In the years since I have begun my work as a patient safety advocate, I’ve been struck by the similarities between medicine and aviation. While they may seem at first to be disparate professions, there are some striking parallels in the way the cockpit and operating room are managed. Both depend on a clear chain of command, on highly trained professionals, on complex systems requiring constant adjustment, on the need for precise and clear communication –and above all, teamwork. I saw all of this firsthand when I was recently invited by Dr. Hobart Harris, J. Englebert Dunphy Professor of Surgery and Chief, Division of General Surgery at UCSF, to observe him and his team perform a surgical procedure.
My visit was months in the making. I was required to get a complete physical, two tests for TB, inoculations, and to take a test on HIPAA, the U.S. law designed to provide privacy standards to protect patients. It was a rigorous process to protect the patient’s safety, identity, and privacy.
After accompanying Dr. Harris on morning rounds (starting at 5:25 am!), at 7:30 am I entered the surgical suite as the anesthesiologist and a first-year resident were preparing the patient. It soon became clear from the patient’s response to the anesthesia that adjustments would have to be made. As in aviation, there are parameters that cannot be exceeded and the anesthesiologist wanted to make sure the patient’s vital signs were within the safe zones. It took over two hours until they were satisfied everything was stable and in the proper range, so there would be no undue risk to the patient.
It was fascinating to watch, just as a check airman might be supervising a pilot new to a plane, the faculty anesthesiologist was supervising the first-year resident in an ongoing, continuous learning process. And, as in aviation, medicine has its own language, in which a single word can be loaded with meaning and there are lots of acronyms. It requires great judgment and precise communication to avoid ambiguity –and a possible bad outcome.
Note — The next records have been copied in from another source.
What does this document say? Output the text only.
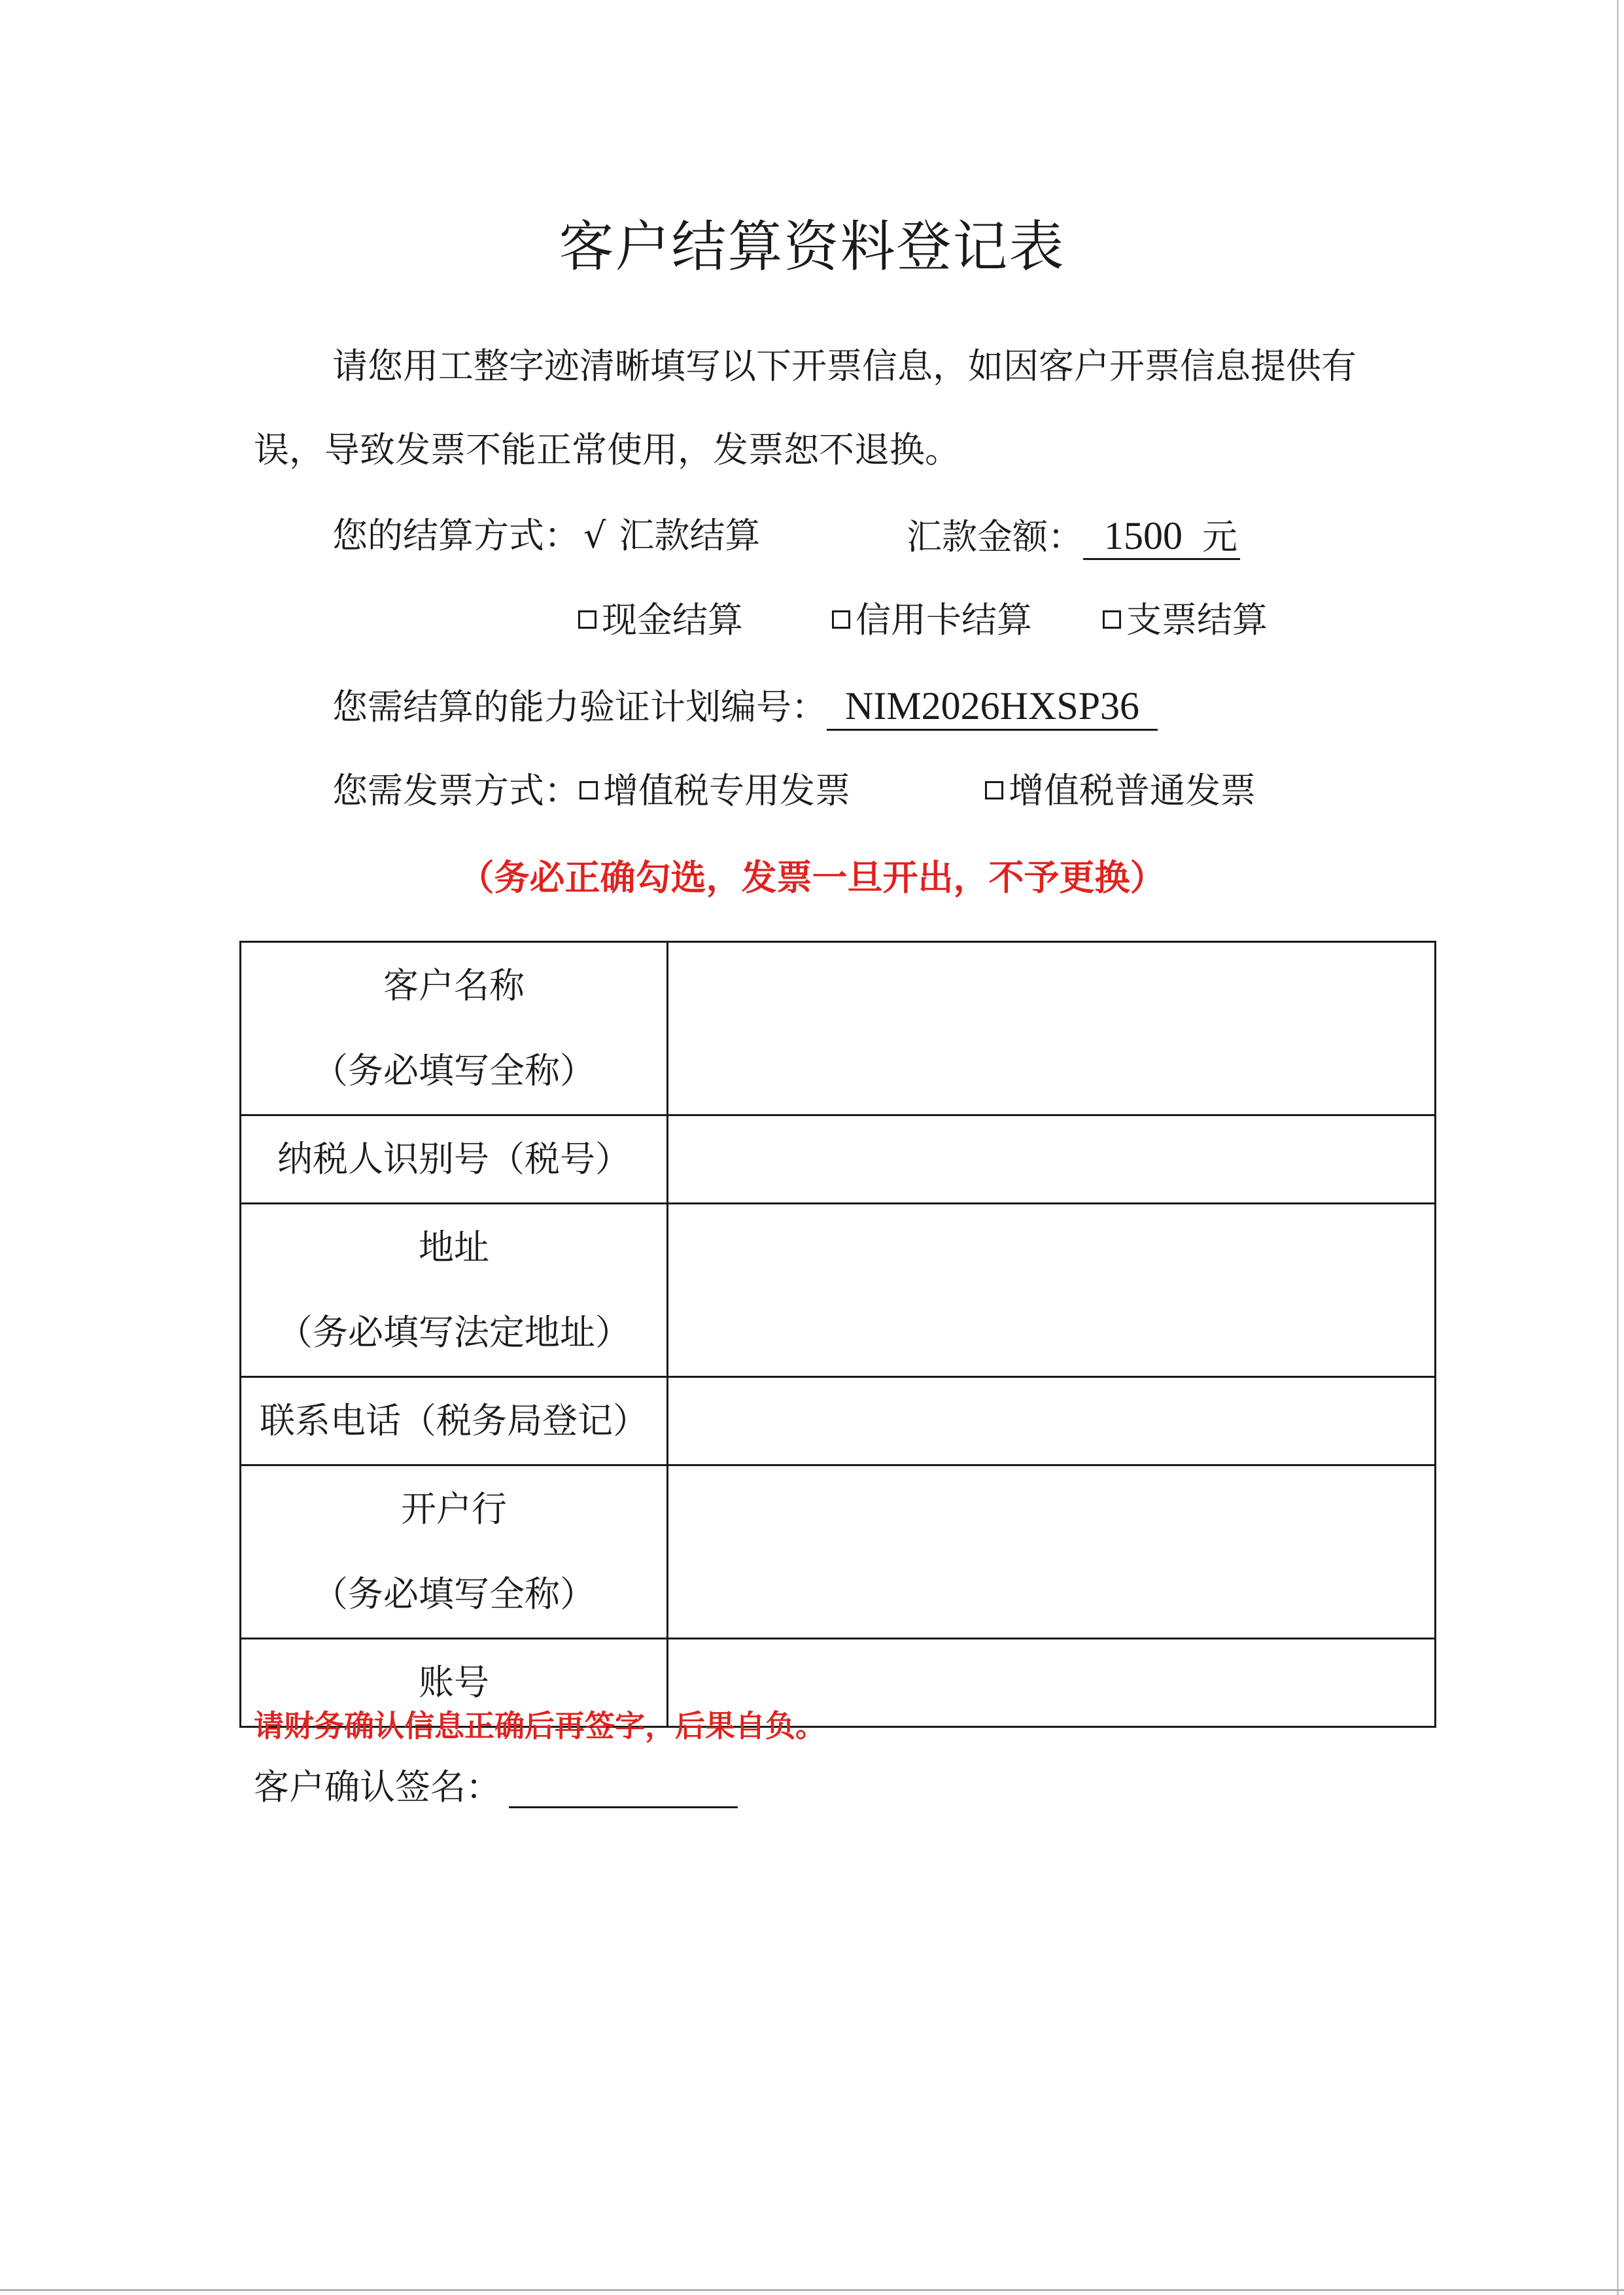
客户结算资料登记表
请您用工整字迹清晰填写以下开票信息，如因客户开票信息提供有
误，导致发票不能正常使用，发票恕不退换。
您的结算方式： √ 汇款结算	汇款金额： 1500 元
现金结算	信用卡结算	支票结算
您需结算的能力验证计划编号： NIM2026HXSP36
您需发票方式： 增值税专用发票	增值税普通发票
（务必正确勾选，发票一旦开出，不予更换）
客户名称
（务必填写全称）	

纳税人识别号（税号）	

地址
（务必填写法定地址）	

联系电话（税务局登记）	

开户行
（务必填写全称）	

账号	

请财务确认信息正确后再签字，后果自负。
客户确认签名：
Surgery started at 9:55 am. Due to unforeseen difficulties, Dr. Harris and his team abandoned the laparoscope and went to Plan B, to use a scalpel and open procedure. To solve each problem as it arose, it was interesting to watch how the team applied judgment and discussed their choices, much as pilots do when they need to make adjustments, for instance when there is weather upon approaching the airport. Throughout the procedure, I saw many parallels in terms of leadership, teamwork, and communication. Within aviation and medicine, professionals have to work in systems that don’t tolerate ambiguity, require precision, constant communication, cross-checking and adjustments.
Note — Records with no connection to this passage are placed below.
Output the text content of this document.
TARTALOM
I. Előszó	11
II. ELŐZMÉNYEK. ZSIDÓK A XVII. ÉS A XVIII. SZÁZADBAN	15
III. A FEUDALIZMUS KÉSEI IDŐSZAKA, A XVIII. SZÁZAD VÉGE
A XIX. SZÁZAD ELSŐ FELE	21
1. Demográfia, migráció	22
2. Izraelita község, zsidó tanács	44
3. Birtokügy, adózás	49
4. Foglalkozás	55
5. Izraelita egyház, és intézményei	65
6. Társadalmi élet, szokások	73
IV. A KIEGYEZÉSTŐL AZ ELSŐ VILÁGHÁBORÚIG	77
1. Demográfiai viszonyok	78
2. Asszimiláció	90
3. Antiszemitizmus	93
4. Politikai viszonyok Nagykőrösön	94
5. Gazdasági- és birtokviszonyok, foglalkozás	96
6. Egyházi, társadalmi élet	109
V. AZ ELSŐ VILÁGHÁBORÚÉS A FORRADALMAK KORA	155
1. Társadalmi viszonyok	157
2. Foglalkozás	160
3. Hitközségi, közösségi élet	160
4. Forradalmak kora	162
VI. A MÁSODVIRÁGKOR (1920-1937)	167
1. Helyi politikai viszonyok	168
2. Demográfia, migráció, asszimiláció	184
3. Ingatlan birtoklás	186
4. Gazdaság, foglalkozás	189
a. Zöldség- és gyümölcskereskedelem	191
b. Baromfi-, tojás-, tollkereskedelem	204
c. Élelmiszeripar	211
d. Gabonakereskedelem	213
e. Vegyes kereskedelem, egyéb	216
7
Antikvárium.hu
People often ask me after Flight 1549 whether it was hard to go back to work, or whether I was fearful. In fact, I was not. It was like coming home, like putting on a favorite pair of jeans. I don’t get into an airplane, I put it on. I’m good at what I do because in many ways the cockpit is simpler than the rest of the world. There is a well-honed paradigm; I can bring order to a situation, make an unexpected event a problem I can solve. I am more in control of the outcome.
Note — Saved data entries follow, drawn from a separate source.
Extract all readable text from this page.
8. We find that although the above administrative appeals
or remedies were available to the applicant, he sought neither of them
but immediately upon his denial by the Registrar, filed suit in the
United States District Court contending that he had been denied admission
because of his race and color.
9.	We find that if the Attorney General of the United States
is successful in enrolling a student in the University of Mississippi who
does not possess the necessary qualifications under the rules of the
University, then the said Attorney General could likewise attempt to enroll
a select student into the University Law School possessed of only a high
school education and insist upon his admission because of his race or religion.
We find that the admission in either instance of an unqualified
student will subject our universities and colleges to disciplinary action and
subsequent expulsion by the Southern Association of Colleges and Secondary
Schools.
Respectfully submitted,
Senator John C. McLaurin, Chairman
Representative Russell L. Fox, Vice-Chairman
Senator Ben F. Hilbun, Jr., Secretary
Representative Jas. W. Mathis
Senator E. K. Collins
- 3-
My sense was that Dr. Harris seemed very at home in the OR environment. Without shouting orders, or being autocratic, he was in charge. There was an appropriate hierarchy and Dr. Harris had a command presence. It was clear to everyone on the team, he was the decision-maker and he communicated to every other member of the team. I felt a kinship to him in that way.
In terms of my patient safety work, my experience at UCSF really reaffirms for me how important human skills are, not just the technical skills. The skills that some deride as “soft” –communication, collaboration, coordination– have the potential to save more lives than clinical skills alone. It was a vital learning experience in my ongoing search to find parallels between the worlds of aviation and medicine that can lead to better patient safety outcomes and reduce avoidable harm.